Oormijt (otodectes) bij honden en katten
Otodectes (oormijt)
De oormijt is een kleine parasiet die zich in de gehoorgang bevindt en regelmatig bij jonge honden en katten voorkomt. In de meeste gevallen hebben de dieren de infectie al in het nest opgelopen en wordt de parasiet gezien bij pups en kittens die bijvoorbeeld komen van een broodfokker of een cattery. Het vrouwtje legt eitjes en na vier dagen komen hier larven uit. Tien dagen later ontstaan de nymfen, waarna de vrouwelijke nymfen zich vastklampen aan een mannetje en bevrucht worden zodra deze geslachtsrijp zijn. De totale levenscyclus duurt drie weken.

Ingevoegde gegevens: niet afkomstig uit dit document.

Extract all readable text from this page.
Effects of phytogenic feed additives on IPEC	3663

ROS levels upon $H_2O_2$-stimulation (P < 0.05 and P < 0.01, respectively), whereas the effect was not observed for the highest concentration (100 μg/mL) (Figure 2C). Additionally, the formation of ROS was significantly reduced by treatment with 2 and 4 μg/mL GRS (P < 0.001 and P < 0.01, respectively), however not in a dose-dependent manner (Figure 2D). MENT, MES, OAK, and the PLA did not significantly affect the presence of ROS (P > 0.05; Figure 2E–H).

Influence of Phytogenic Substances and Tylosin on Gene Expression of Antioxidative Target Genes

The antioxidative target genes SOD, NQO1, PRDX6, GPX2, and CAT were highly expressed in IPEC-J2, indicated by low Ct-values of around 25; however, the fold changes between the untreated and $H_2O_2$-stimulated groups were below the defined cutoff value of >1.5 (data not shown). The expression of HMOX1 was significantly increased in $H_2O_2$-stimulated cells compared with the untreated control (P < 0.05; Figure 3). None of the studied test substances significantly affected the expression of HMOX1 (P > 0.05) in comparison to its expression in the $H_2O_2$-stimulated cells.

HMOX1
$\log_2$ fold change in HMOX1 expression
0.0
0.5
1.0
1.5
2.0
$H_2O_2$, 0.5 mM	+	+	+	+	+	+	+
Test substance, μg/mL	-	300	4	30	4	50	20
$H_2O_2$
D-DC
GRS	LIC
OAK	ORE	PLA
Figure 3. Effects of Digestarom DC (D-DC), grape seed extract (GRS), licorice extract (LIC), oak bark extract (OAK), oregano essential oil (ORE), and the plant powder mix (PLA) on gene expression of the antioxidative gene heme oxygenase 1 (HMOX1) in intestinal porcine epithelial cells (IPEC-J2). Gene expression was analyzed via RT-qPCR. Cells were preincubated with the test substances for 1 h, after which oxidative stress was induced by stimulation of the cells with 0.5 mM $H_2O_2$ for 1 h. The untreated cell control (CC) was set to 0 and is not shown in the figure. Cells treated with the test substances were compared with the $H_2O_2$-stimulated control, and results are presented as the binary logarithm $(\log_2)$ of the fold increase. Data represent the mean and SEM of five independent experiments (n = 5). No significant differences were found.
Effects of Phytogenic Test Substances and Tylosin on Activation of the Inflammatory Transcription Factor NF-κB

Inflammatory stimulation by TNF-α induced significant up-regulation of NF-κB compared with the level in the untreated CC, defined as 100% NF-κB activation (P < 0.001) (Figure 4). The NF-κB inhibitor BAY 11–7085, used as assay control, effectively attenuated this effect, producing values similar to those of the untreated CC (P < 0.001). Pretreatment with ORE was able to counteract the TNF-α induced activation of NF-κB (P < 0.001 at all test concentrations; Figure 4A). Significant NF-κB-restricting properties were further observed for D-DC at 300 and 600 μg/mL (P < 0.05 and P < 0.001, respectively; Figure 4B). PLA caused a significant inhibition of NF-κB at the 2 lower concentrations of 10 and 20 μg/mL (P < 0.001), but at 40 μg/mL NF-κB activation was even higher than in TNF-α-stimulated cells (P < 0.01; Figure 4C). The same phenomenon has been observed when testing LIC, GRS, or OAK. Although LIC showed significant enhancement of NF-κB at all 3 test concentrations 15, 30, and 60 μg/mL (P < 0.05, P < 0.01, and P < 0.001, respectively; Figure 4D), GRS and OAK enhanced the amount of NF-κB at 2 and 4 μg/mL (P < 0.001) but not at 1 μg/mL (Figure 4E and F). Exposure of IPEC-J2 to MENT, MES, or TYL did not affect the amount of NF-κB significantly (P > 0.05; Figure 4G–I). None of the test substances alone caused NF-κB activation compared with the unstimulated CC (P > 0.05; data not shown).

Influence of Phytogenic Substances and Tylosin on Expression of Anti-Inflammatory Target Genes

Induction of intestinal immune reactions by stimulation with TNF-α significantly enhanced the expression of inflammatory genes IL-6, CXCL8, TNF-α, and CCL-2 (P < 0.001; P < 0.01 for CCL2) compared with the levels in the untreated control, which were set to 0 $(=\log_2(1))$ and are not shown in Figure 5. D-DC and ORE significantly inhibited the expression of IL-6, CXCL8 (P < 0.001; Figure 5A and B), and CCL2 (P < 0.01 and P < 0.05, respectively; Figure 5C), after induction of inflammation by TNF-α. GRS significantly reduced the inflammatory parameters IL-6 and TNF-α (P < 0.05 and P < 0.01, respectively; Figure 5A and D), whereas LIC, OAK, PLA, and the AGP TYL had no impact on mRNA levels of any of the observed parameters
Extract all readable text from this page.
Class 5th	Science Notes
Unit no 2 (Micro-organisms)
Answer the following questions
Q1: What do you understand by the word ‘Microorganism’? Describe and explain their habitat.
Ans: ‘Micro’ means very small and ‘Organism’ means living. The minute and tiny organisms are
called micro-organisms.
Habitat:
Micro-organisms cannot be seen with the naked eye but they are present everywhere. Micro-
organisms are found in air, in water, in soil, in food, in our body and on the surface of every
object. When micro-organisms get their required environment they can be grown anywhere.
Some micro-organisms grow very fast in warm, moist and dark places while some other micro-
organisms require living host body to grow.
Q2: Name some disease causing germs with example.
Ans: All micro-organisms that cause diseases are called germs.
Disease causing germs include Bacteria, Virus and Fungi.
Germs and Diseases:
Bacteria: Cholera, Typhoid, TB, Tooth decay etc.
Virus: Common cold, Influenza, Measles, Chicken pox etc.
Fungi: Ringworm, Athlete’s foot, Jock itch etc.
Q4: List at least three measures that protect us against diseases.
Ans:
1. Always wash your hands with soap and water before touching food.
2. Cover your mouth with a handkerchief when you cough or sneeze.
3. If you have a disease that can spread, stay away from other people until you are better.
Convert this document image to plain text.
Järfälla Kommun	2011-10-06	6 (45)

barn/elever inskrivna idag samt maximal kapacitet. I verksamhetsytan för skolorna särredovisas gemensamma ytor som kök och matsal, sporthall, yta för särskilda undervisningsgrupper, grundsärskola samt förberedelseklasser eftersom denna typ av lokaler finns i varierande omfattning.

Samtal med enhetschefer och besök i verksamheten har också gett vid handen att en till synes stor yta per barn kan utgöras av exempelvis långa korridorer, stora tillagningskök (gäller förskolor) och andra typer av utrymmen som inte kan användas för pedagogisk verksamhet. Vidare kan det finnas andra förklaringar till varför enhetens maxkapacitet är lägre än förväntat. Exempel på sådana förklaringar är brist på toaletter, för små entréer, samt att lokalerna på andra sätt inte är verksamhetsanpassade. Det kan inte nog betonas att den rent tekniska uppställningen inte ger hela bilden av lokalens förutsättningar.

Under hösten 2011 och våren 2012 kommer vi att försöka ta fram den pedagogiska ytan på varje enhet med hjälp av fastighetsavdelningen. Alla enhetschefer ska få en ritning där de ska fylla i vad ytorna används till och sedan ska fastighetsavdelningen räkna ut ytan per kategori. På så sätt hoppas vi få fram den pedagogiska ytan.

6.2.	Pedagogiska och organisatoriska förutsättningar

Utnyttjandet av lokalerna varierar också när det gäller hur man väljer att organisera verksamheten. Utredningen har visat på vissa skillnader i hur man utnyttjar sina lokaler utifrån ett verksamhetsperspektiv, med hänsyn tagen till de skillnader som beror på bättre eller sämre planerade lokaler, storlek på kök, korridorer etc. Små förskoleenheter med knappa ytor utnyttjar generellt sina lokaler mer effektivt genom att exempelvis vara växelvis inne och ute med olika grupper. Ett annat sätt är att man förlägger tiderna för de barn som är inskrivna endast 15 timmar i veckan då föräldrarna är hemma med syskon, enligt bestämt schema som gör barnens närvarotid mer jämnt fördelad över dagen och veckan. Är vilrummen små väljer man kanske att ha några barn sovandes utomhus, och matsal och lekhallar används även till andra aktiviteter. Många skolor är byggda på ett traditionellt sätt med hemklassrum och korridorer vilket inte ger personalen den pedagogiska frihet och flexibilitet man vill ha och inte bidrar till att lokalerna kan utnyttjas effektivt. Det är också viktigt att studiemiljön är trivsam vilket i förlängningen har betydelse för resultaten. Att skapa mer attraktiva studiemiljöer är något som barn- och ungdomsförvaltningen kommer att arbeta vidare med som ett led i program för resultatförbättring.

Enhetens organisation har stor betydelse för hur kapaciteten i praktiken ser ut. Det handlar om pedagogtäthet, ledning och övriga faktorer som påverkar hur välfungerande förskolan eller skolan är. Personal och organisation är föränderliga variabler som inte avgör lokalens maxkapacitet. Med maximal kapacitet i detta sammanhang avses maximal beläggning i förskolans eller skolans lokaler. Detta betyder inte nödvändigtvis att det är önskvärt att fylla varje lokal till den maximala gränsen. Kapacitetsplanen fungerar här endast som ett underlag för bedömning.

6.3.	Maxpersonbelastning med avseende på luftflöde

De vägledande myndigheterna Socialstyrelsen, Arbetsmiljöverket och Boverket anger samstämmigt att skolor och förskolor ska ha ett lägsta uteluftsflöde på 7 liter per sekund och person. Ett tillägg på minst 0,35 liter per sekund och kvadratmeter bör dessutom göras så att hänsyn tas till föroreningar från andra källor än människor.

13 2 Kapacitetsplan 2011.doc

Wat zijn de symptomen van een hond of kat met oormijt?
Oormijt geeft veel jeuk aan de oren. Uw hond of kat zal regelmatig krabben en schudden met de kop. Als dit onbehandeld blijft kunnen er erge beschadigingen ontstaan aan de oren, tot bloedens toe. De oormijt zorgt voor extra oorsmeer en veel jeuk en als gevolg van het krabben kan er ook een bacteriële ontsteking ontstaan.
Diagnose van oormijt
De dierenarts kan met een otoscoop, een instrument om in het oor te kijken, de oormijten als kleine witte puntjes zien bewegen in de gehoorgang. Met een wattenstaafje wordt er een uitstrijkje gemaakt van de gehoorgang. Op een draagglaasje kunnen de mijten ook onder de microscoop worden gezien.
Behandeling
Oormijt is zeer besmettelijk dus het is erg belangrijk om alle dieren die in contact komen met oormijt, zowel honden als katten, te behandelen. Vaak is er naast oormijt een secundaire bacteriële- of gistinfectie aanwezig. Een behandeling van alleen de oormijt is dus onvoldoende. Het oor dient gereinigd te worden en de bijkomende oorontsteking moet behandeld worden. Het gebruik van een oordruppel in combinatie met een pipet met selamectine (Strongold®) of moxidectine (Advocate®) is de juiste behandeling. Het toedienen van het middel met de pipet dient na twee weken herhaald te worden. Voor katten bestaat er ook een speciale oordruppel die ivermectine bevat, Otimectin®. Wanneer deze gegeven wordt dient de behandeling herhaald te worden na zeven en veertien dagen om maximale zekerheid te bereiken dat de oormijt uitgeroeid is.